Top 5 Thing We Want From Next Gen Games
Written by: Adam "ManKorn" Korenman, CC2K Video Games Editor
3) Reactive World
It seems that every year, gaming developers promise their world will be more reactive to the hero than ever before. The Witcher constantly tells us that every action can have a dozen reactions, but the truth is somewhat less exciting. From Fable to Far Cry, the world only responds to your heroics via a set series of visual or audible changes.
Fable is, according to many, the worst offender in the industry, although that is mostly due to the insane promises of Peter Molyneux. To be good or evil comes down to diet and canned responses to quests, which boils away any substance that may have been there. In fact, any game promising moral choices becomes a series of black and white events where it is too easy to see one side or another.
Keep the factory open for money, but it means putting children into slavery. Save the cat or kill the cat. In the end, it all feels pretty pointless.
Reactive worlds are incredibly hard to program, because you aren’t just designing the world: you are coding believable AI. The computer needs to take in your actions and make a reasonable response, which is one of the most difficult tricks in computing known to man.

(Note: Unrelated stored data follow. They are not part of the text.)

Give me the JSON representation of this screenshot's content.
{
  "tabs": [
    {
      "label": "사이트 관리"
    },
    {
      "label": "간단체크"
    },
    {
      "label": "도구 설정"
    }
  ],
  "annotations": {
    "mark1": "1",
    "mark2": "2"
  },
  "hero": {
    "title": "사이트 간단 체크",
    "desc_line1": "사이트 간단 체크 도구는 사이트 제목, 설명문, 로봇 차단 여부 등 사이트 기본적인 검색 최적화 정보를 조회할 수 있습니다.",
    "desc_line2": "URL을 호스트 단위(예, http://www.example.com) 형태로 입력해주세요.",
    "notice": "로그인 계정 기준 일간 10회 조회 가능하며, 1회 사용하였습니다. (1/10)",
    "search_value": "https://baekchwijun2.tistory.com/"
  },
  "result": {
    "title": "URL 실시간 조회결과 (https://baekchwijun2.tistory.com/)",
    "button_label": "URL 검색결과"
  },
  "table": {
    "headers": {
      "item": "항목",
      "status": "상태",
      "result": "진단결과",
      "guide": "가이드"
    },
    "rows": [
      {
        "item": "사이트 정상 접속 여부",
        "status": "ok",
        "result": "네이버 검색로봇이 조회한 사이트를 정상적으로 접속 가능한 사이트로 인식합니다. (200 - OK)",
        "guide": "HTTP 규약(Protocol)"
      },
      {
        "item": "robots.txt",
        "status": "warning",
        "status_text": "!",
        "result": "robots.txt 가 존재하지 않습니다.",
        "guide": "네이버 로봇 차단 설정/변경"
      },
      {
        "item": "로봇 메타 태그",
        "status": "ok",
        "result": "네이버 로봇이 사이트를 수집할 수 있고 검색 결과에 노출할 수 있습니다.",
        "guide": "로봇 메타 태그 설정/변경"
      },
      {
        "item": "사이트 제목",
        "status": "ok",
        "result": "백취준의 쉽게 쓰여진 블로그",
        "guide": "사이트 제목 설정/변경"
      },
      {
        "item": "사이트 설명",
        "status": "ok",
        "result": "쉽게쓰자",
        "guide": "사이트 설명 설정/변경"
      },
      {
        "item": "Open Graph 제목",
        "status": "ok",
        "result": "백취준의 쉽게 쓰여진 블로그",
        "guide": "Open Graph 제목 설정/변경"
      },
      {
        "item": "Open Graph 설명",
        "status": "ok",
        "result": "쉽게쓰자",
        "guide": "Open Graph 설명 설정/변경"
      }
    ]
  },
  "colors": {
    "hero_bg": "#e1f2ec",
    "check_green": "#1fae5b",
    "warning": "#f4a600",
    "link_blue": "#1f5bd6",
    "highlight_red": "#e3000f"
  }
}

I don’t expect that non-AAA titles even have the time to do such a thing.
But maybe this current generation can.
Take a game like Shadow of Mordor, where every life and death has a ripple effect in the world at large. Yes, when you take away the fancy UI it is just a few rolls of the dice, but it is handled expertly. Seeing the orc leader board shift with every turn of the game really brings the world to life. There are things happening outside of your influence that, nonetheless, will affect your day later on.
I long for a game that can actually meet the promise of replayability. I don’t want to live the same life over and over again. I want to be surprised.